Because no two grapes grow the same, it’s especially important to plant the grapes in the optimal soil and climate. For example, the popular grape cabernet sauvignon ripens much slower than other red grapes, especially in areas with little sunshine. In contrast, pinot noir, another popular red grape, thrives in cooler climates, like New Zealand, and can ripen early.
In many parts of the world, the climate stays relatively neutral. Not every place is like California, where the sunshine is perfect for cabernet sauvignon, or Burgundy, France, where the medium climate helps the pinot noir grape flourish. But, GIS technology can help winemakers find the optimal climate in their vineyards in microclimates that can be hotter or cooler than vineyards just a couple miles away. Just two degrees can be the difference between an award-winning wine the world loves and throw-away wine you sip and forget.
After the vine rootstocks have been planted, GIS can also help vineyards make better wine. By keeping close tabs on the vineyard’s growth, they are able to harvest grapes at the optimum ripening point, which gives the wine the desired flavors.
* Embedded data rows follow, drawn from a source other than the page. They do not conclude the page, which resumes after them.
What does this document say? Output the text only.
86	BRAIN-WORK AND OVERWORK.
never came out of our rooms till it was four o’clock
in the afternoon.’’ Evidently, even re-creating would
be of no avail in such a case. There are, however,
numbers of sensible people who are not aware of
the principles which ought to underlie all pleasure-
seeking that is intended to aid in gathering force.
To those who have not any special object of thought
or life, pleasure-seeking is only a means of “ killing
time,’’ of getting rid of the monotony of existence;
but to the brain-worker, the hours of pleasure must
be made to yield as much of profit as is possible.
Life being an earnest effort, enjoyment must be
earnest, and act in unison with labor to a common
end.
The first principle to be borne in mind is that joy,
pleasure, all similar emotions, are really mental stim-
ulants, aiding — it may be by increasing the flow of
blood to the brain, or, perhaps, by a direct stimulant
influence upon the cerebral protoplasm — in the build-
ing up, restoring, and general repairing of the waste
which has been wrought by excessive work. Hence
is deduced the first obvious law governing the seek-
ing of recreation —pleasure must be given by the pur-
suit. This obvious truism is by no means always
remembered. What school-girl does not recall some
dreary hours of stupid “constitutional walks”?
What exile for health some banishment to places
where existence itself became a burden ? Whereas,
The prestigious Chateau St. Michelle Wine Estates in Washington uses the combination of the Wacom DTZ-2100 interactive pen display with Esri software to display precision canopy density in the vineyard. The aerial imagery is converted to the NDVI format (Normalized Difference Vegetation Index), which displays the photosynthetic output of plants, based on their spectral bands in aerial imagery. The DTZ-2100 pen’s accuracy makes it possible to pinpoint specific plants easily, so their fruit can be picked separately to take advantage of certain flavor characteristics.
“We’ve found a correlation between the size of the canopies and the grape flavors,” said Jennifer Smithyman of Ste. Michelle in a case study. “Many of our winemakers have preferences, such as grapes with more vegetal characteristics and others prefer more fruit flavors. Because the Wacom display allows our georeferencing to be so accurate, we can divide the vineyard into different zones for separate picking to give the winemakers what they want.”
A vineyard worker or winemaker often has three to 20 actual jobs, one of which may be executing GIS tasks, which would require a GIS Degree. For example, this research and development position for the Rivernina Wine Grapes Marketing Board in Australia calls for a successful candidate to “assist in the maintenance of a regional GIS database.”